The 2019 China Collegiate Programming Contest Harbin Site

It was a bad game. It was an iron fight. After the game, it was almost filled with a silver medal (silver is faster than hand speed). It was really too little experience. Come on!

J. Justifying the Conjecture

( Question: Ask if a number can be broken down into one \(x\) and one \(y\) so that \(x\) is prime and \(y\) is a total.

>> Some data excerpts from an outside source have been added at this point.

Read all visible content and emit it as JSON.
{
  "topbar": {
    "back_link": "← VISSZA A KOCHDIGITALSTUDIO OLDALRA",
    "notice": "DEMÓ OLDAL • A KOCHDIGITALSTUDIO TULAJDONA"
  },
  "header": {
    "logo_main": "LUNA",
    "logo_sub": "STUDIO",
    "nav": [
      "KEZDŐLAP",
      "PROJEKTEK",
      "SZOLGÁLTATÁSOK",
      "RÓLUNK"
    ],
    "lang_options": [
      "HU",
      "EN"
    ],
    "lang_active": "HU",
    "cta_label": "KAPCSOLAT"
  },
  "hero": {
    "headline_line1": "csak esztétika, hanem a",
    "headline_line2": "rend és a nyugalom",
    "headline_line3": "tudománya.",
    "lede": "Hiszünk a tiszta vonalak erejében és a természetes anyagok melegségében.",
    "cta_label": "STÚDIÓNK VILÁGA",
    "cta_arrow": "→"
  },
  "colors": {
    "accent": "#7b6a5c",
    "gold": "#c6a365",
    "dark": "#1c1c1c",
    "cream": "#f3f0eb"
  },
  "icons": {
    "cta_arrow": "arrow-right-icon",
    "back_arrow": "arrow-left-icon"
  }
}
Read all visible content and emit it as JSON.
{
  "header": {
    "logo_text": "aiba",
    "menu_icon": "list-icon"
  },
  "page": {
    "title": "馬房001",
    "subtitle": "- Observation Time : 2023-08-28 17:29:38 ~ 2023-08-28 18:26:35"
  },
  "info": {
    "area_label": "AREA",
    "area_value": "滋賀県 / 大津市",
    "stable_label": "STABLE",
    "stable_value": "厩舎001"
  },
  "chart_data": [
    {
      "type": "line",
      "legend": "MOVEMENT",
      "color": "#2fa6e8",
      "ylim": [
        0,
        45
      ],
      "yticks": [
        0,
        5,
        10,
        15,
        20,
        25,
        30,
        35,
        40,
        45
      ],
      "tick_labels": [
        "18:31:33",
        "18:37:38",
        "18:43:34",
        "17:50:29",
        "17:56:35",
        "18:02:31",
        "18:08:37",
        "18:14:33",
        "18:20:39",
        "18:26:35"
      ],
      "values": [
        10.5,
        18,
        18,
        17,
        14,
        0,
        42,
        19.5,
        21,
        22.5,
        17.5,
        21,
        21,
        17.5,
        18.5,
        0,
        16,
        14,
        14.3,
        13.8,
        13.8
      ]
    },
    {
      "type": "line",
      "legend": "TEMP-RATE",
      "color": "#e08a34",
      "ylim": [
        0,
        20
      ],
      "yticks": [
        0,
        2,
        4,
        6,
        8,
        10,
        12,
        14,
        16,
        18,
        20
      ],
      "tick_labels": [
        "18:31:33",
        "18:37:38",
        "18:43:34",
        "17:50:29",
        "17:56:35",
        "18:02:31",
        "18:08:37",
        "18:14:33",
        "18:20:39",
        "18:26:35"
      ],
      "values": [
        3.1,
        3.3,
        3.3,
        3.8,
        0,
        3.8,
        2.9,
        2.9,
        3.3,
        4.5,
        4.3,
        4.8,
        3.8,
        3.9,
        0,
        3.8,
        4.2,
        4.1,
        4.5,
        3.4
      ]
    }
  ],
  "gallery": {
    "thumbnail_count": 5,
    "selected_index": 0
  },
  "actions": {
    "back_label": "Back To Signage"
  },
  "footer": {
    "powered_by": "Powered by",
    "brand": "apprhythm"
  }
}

( Solution: Check-in questions, for even numbers greater than 2 can obviously be split into 2+an even number, odd numbers greater than 5 can be split into 3+an even number, other special judgments on the line.

K.Keeping Rabbits

( Topic: n numbers, the probability of each number increasing is \(\frac{a_i}{\Sigma_j}\), ask the expectation of each number i n k days

( Question: It's easy to know that the expected growth of each number is fixed every day (proportionally), so all you need to do is add \(frac{ka_i}{\Sigma_j}\) to each number.

( In fact, this question can directly observe the data for two days and guess the result directly, which can save time.

F.Fixing Banners

( Title: Six strings in which you can pick any letter and ask if you can spell the selected letters into "harbin"

( Solution: Direct processing of six letters of h,a,r,b,i,n i n six strings. Violent enumeration of the letters selected for each string or pressure dp can be resolved.

( Checking in imagination is also a talent in the competition, and the compiler will only be effective if it compiles and debugs!!! (wastes half an hour to find the output error result is not compiled)

I.Interesting Permutation

( Meaning: For an array \(a[i]\), define \(f[i]\) as the maximum number of the first i, \(g[i]\) as the minimum number of the first i, \(h[i]=f[i]-g[i]\), and now give \(h[i]\), ask for the possible alternatives to \(a[i]\).

( Solution: Consider the relationship between \\(h[i]\\\\\(h[i]\\\\\neq h[i-1]\\[i]]\\\\\\\neq h[i-1]\\\\\\\Drop one.

( The examination ground was too obsessed with using violence to draw a beautiful conclusion. In fact, it can be deduced by division of labor, some people write violence and some people think about mathematical deduction. Moreover, in mathematical derivation, I have always been obsessed with the study of intervals with the same value of \(h[i]\), but I have not tried to classify each point into intervals. Also, there is no clear way to think about the problem and modify the original code directly (you should back up the original code and copy and paste the available code to help refactoring). We made several serious mistakes on the examination ground:

Each set of data is return ed before it has been read. You can read and process the data later
Data Range Issue: long long is ACMer's pain

We can only say that we have insufficient experience in problem-solving, insufficient team integration and more intensive training.

Code:

#include<bits/stdc++.h>
using namespace std;
typedef long long LL;
int t,h[100005],n;
const int MOD=1000000007;

void solve()
{
    cin>>n;
    for(int i=1;i<=n;i++)
        scanf("%d",&h[i]);
    if(h[1]!=0||h[n]!=n-1) {puts("0"); return ;}
    int sum=0;LL ans=1;
    for(int i=2;i<=n;i++)
    {
        if(h[i]<h[i-1]) {puts("0"); return ;}
        if(h[i]==h[i-1]) {ans=(ans*sum)%MOD;sum--;}
        else {sum+=h[i]-h[i-1]-1; ans=(ans*2)%MOD;}
    }
    printf("%lld\n",ans);
    return ;
}

int main()
{
    cin>>t;
    while(t--)
        solve();
    return 0;
}

E. Exchanging Gifts

( Idea: Find out the maximum number of possible positions for an array that are different from the original array for values at the same location after the exchange order. There are two representations of arrays, one is given directly, and the other is the connection of the first two arrays.

( Question (what I do): First consider any array that can be given directly. In fact, this result is only related to the number of elements that occur most often. If it is not half as large as the length of the array \(len\), the answer must be \(len\), otherwise the result can be deduced \(2*(len-maxcnt)\). We only need to count the number of elements that require the array to be present the most. By pushing down from \(n\) to \(1\) like a segment tree, you can break down \(s_n\) into a combination of directly given arrays and directly find out the number of all elements of \(s_n\). Read-in optimization is required here.

( I find that there is a really big gap between reading and reading. Within this data range, optimized fast reading is six times faster than unoptimized fast reading, and scanf is even more miserable. Also, I've been doing poorly in detail before. Although memset is fast, it still seems to be a waste of time when there is a lot of data, not as fast as for loop reset. I used to think complexity was okay, cards were often useless, so I think it's time to change that.